Can Multimodal Large Language Models Understand Graphic Design? A Comparative Study

IEEE Transactions on Multimedia |

Graphic design evaluation is inherently subjective and multidimensional, posing significant challenges for reliable and systematic assessment. To address this, we propose a novel evaluation framework structuring across three hierarchical levels-recognition, semantic, and overall. This framework facilitates structured and automated evaluation, providing a unified foundation for assessing design quality using Multimodal Large Language Models (MLLMs). Building on this framework, we develop a comprehensive image-to-text benchmark to evaluate the alignment of MLLMs with human judgments across the three hierarchical levels. The benchmark consists of 8 tasks distributed across these levels and includes 1,600 meticulously annotated examples, ensuring high-quality and diverse coverage of graphic design scenarios.

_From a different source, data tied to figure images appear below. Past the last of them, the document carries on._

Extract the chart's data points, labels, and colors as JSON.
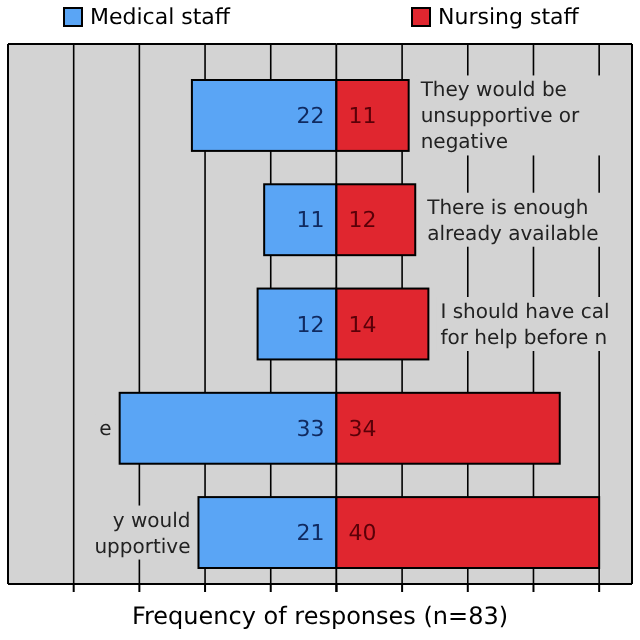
{
  "chart_data": [
    {
      "type": "bar",
      "orientation": "horizontal",
      "categories": [
        null,
        null,
        null,
        "e",
        "y would\nupportive"
      ],
      "series": [
        {
          "name": "Medical staff",
          "color": "#5aa5f5",
          "values": [
            22,
            11,
            12,
            33,
            21
          ]
        }
      ],
      "data_labels": true,
      "xlim": [
        50,
        0
      ],
      "xticks": [
        {
          "value": 40,
          "label": null
        },
        {
          "value": 30,
          "label": null
        },
        {
          "value": 20,
          "label": null
        },
        {
          "value": 10,
          "label": null
        },
        {
          "value": 0,
          "label": null
        }
      ],
      "grid": "x",
      "legend": "top left"
    },
    {
      "type": "bar",
      "orientation": "horizontal",
      "xlabel": "Frequency of responses (n=83)",
      "categories": [
        "They would be\nunsupportive or\nnegative",
        "There is enough\nalready available",
        "I should have cal\nfor help before n",
        null,
        null
      ],
      "series": [
        {
          "name": "Nursing staff",
          "color": "#e0262f",
          "values": [
            11,
            12,
            14,
            34,
            40
          ]
        }
      ],
      "data_labels": true,
      "xlim": [
        0,
        45
      ],
      "xticks": [
        {
          "value": 0,
          "label": null
        },
        {
          "value": 10,
          "label": null
        },
        {
          "value": 20,
          "label": null
        },
        {
          "value": 30,
          "label": null
        },
        {
          "value": 40,
          "label": null
        }
      ],
      "grid": "x",
      "legend": "top right"
    }
  ]
}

Using this benchmark, we systematically evaluate the performance of 19 MLLMs, including both black-box APIs (e.g., GPT-4.1, GPT-4o, Gemini-2) and open-weight models ranging from 0.5 billion to 78 billion parameters. Results show that design understanding remains a challenging task for MLLMs, with GPT-4.1 achieving the best overall performance (65.5%) and InternVL-v2.5 (78B) leading among open-weight models, albeit with a small gap compared to the black-box APIs. Furthermore, we further study the effectiveness of common enhancement strategies, including prompt refinement and the incorporation of few-shot examples. Finally, we validate the applicability of our framework through real-world design evaluation experiments, demonstrating consistent and interpretable results.